Building a better bulletproof vest

The first bulletproof vest, made by the Polish inventor Jan Szczepanik. Bullets don’t just bounce off Superman, they don’t even slow him down. Real-life police and soldiers can’t say the same, even when they’re wearing a bulletproof jacket of Kevlar or something similar. Although bullets don’t penetrate–the bulletproof material spreads their force–the force is still tranmsitted to the tissue underneath the bulletproof shell, causing severe bruising or even organ damage.

Now engineers from the Centre for Advanced Materials Technology at the University of Sydney have found a way to use carbon nanotubes to not only stop bullets penetrating material but actually rebound their force, so bullets can be repelled with "minimum or no damage to the wearer of a bullet proof vest.” (Via Science Blog.)

If they can just nail the X-ray vision, super-strength and flying stuff, they can break out the red-and-blue tights. (Image from Wikimedia Commons.)

[tags]nanotechnology, security, military, police[/tags]

6 thoughts on “Building a better bulletproof vest”

  1. I suggest you file this under fiction. It has been known since the 17th Century (Newton) that: “For every action, there is a equal and opposite reaction.” If the bullet “bounces” off the vest with equal velocity, that will DOUBLE the momentum transferred to the tissues behind the vest!

  2. I don’t follow.
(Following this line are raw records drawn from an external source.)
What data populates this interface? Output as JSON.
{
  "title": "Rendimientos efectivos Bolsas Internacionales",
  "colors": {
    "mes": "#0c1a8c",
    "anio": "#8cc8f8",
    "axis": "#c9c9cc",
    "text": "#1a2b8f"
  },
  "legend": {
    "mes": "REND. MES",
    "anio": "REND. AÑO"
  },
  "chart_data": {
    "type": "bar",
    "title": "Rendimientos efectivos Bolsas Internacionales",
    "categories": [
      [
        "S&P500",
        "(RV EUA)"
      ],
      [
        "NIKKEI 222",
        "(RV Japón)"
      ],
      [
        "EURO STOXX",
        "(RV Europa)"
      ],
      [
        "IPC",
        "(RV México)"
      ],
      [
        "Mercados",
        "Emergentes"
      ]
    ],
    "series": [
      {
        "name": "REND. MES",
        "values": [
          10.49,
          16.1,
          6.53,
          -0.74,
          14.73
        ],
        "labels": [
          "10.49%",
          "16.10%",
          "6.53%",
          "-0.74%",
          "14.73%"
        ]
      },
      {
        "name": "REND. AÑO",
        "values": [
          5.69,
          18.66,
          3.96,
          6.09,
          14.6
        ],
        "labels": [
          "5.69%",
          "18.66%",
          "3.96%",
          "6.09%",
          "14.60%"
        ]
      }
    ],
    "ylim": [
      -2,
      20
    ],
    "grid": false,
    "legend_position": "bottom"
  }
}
The equal and opposite reaction is precisely what makes the bullet rebound: it’s just that the energy absorbed by the material at the moment of impact is released by the material springing back into shape, instead of being transferred to whatever is on the other side of it. If I’m wearing a suit made of, say, wood, and you hit me in the side with a baseball bat, a lot of that force is going to be transferred through the non-springy wood to my ribs, even though some of it will be absorbed and spread out trough the wood. If I’m wearing a suit made of springy rubber, your bat will bounce off and far less of that force will be transferred. You seem to be saying that the force of the impact would be doubled by the springy suit.

  3. That is precisely what I am saying. Newton’s second law is usually stated F=m*a. Its meaning is clearer as F= delta p. The force applied to a body is equal to the change in momentum of the object applying the force. If a bullet is stopped by the body, it transfers a momentum equal to the mass of the bullet times its velocity on impact. If the bullet arrives and springs off the surface of the body at a velocity equal to its incoming velocity but opposite in sign, the change in bullet momentum is TWICE that of a bullet coming to rest. All of that momentum is transferred (by the spring) to the body. There is nowhere for the momentum to go except into the body.

    The dynamics of “spreading out” the impact momentum is limited by the speed of sound in the “spring” material, and the transfer of momentum to the body is controlled by the deformation of the bullet, which occurs at the speed of sound in the metal. The momentum really cannot, for physics reasons, be spread very far laterally in the time it takes the bullet to impact.

    For very fundamental physics reasons, this proposal is fantasy trying to ride the nanotech funding bubble.

  4. You are most welcome! I spent about a decade designing and building “electrothermal guns.” I continue to be amazed how often the basics of science are overlooked when an appealing story line has been constructed.